Au chapitre « initiatives sanitaires » cette fois, voici que plusieurs villes chinoises se mettent à proposer à leurs habitants de plus de 60 ans, une assurance gratuite leur promettant de les dédommager à hauteur de 500 000 yuans s’ils peuvent prouver qu’ils sont tombés malades – ou pire, décédés – à cause du vaccin contre la Covid-19. À Pékin, plus de 60 000 seniors ont déjà souscrit à cette « couverture santé » depuis le mois d’avril.

Cette initiative a pour but de convaincre les personnes âgées réticentes à se faire vacciner, de sauter le pas. Cela permettrait de faire progresser le taux de vaccination, notoirement bas chez les plus de 80 ans : 50% d’entre eux ne sont pas vaccinés ou n’ont reçu qu’une seule dose. C’est le talon d’Achille de la stratégie vaccinale chinoise, qui s’est concentrée à ses débuts sur les 18 – 60 ans, « faute de données » concernant les autres tranches d’âge et personnes vulnérables.
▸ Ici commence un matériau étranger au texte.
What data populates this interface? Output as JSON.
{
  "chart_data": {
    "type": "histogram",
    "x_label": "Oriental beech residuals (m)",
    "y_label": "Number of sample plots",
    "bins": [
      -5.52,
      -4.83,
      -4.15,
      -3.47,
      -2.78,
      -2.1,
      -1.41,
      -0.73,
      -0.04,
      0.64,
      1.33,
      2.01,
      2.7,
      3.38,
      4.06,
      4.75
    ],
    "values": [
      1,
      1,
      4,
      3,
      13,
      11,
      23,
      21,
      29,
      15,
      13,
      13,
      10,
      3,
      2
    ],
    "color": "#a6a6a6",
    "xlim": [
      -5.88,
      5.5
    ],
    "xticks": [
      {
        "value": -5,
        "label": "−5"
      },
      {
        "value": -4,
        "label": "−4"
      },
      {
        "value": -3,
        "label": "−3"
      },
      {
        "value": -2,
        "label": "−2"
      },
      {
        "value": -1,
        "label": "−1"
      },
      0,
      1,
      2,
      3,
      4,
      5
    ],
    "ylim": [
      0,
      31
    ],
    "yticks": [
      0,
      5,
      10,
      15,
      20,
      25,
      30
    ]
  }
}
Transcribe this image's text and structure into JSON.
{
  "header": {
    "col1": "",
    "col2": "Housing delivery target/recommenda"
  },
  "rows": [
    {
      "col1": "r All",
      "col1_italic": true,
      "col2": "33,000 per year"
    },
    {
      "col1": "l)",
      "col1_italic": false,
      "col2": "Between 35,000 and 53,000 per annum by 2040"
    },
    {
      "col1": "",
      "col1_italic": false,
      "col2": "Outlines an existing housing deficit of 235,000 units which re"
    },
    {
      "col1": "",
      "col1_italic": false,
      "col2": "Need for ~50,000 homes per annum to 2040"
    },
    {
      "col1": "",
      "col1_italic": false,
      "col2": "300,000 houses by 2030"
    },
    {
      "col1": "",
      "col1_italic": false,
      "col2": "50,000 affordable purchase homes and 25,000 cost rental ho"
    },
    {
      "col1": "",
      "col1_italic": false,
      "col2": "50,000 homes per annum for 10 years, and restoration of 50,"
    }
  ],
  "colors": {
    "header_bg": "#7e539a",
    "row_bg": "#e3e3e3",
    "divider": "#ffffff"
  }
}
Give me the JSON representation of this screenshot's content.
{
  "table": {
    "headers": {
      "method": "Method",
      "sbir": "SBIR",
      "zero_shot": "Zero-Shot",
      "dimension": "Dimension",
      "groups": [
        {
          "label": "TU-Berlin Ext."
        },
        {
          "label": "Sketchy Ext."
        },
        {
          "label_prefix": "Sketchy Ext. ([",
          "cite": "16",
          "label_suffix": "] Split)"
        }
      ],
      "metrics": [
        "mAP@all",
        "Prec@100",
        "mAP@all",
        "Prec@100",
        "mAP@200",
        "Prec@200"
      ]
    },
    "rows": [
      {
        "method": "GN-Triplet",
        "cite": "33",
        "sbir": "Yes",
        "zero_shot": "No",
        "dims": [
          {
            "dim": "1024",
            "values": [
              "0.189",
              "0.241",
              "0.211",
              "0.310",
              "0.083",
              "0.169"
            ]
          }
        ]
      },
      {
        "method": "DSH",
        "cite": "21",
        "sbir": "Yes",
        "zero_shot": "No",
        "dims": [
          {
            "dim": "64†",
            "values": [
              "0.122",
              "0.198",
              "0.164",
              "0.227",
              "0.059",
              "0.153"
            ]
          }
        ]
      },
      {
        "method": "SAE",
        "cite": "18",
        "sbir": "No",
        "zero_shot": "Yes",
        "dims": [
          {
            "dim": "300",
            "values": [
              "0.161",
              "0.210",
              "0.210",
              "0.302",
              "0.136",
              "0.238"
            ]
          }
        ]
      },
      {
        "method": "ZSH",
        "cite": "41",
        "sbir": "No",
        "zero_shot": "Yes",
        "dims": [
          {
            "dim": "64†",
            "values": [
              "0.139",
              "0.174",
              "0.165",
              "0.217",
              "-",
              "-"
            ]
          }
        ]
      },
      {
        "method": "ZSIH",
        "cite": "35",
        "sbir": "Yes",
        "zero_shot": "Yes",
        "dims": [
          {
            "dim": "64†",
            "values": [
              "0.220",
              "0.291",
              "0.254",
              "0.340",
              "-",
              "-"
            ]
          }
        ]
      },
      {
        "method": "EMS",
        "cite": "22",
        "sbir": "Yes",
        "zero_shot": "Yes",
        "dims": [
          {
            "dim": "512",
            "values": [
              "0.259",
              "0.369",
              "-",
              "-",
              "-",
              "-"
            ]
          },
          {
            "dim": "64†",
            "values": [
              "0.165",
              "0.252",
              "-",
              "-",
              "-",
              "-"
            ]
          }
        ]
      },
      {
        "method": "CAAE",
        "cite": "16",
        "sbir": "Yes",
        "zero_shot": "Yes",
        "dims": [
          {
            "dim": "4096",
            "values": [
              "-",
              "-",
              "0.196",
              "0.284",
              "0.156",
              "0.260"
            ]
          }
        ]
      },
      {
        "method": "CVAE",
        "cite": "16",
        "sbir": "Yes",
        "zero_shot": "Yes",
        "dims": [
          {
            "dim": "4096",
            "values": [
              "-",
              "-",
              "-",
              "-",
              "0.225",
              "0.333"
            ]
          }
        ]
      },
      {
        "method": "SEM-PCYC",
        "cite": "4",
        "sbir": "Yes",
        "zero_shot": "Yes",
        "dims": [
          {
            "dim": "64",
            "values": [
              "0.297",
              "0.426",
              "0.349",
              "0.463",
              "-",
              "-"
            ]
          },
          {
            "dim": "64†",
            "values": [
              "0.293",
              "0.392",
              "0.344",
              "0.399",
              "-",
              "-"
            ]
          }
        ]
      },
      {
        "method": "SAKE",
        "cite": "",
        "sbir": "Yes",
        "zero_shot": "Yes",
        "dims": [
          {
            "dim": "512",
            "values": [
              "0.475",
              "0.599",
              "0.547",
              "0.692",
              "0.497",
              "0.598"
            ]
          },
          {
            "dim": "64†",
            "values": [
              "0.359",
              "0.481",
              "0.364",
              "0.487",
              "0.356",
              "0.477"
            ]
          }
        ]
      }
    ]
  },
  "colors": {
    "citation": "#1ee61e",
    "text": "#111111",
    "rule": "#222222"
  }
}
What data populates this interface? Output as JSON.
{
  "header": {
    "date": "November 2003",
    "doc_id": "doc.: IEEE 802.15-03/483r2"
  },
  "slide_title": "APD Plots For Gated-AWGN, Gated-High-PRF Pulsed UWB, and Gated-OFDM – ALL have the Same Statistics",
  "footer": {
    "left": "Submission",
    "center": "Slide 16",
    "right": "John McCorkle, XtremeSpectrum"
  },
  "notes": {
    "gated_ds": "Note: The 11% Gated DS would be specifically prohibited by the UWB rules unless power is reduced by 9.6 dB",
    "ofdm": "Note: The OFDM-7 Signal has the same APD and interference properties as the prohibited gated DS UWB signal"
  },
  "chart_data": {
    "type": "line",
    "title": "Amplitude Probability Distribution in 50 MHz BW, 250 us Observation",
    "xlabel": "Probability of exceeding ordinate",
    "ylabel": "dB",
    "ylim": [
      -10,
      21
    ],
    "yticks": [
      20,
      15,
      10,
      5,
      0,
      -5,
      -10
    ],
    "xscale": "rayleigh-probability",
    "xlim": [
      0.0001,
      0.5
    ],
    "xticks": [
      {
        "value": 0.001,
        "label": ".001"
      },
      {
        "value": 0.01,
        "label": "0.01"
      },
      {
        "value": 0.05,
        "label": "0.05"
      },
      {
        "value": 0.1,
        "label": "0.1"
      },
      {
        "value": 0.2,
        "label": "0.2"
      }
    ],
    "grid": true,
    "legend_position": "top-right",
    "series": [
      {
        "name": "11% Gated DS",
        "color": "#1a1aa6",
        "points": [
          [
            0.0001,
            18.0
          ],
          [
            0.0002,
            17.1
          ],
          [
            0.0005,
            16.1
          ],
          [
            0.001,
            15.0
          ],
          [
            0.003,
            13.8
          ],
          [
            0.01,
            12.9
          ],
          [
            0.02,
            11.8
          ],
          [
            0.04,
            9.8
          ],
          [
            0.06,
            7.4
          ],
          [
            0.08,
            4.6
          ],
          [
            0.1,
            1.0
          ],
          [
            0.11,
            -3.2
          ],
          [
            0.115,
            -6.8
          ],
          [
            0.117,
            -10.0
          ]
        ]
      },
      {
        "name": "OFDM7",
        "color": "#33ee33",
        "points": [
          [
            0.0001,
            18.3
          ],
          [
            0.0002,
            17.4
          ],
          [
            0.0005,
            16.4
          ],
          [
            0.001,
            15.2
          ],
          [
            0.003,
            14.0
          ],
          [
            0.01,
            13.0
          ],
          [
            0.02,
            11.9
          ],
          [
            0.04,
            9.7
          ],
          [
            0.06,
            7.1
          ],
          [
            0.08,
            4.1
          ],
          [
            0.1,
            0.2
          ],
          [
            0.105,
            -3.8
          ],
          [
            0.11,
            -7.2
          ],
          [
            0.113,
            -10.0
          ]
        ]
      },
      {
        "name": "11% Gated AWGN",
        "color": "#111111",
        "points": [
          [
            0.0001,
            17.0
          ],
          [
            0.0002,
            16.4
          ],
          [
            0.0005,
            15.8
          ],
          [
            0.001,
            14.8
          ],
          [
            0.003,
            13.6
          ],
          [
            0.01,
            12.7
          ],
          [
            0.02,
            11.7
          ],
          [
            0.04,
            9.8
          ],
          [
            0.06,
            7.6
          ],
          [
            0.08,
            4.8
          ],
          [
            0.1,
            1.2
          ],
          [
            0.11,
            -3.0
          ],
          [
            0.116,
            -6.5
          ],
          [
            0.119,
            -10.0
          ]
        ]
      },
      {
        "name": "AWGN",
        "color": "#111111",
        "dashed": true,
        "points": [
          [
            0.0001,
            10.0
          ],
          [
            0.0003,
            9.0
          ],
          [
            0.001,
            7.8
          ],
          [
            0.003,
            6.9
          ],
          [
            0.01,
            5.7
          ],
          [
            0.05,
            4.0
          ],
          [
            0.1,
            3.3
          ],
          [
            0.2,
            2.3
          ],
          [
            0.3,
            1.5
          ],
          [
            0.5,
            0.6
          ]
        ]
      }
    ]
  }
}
Il n’en fallait pas plus que pour que les sexagénaires (et plus) concluent que les vaccins peuvent être dangereux pour eux et que le risque n’en vaut pas la chandelle au vu de la très faible circulation du virus en Chine.

Pour dissiper ce sentiment « antivax », la Chine aurait pu – à l’instar de nombreux autres pays – miser sur la transparence et autoriser un débat public autour des vaccins, ce qui aurait contribué à booster ses taux de vaccination sur le long terme.

Au contraire, depuis le début de l’épidémie, les autorités sanitaires chinoises se bornent à présenter les vaccins nationaux comme « 100% sûrs ». Elles n’ont d’ailleurs divulgué que très peu de données sur leur efficacité et censuré les discussions sur leurs effets indésirables.

Paradoxalement, cette stratégie est contreproductive puisque l’absence d’informations encourage la prolifération de rumeurs (le vaccin provoquerait des leucémies ou des diabètes de type 1) et de théories complotistes

Alors qu’un nouveau vaccin à ARN messager « made in China », prénommé AWcorna, présente des résultats encourageants en dernière phase d’essais cliniques face au variant Omicron (4,4 fois plus d’anticorps que le Sinovac en 3ème dose), Pékin a tout intérêt à jouer la carte de la transparence pour venir combler le déficit de confiance qui persiste.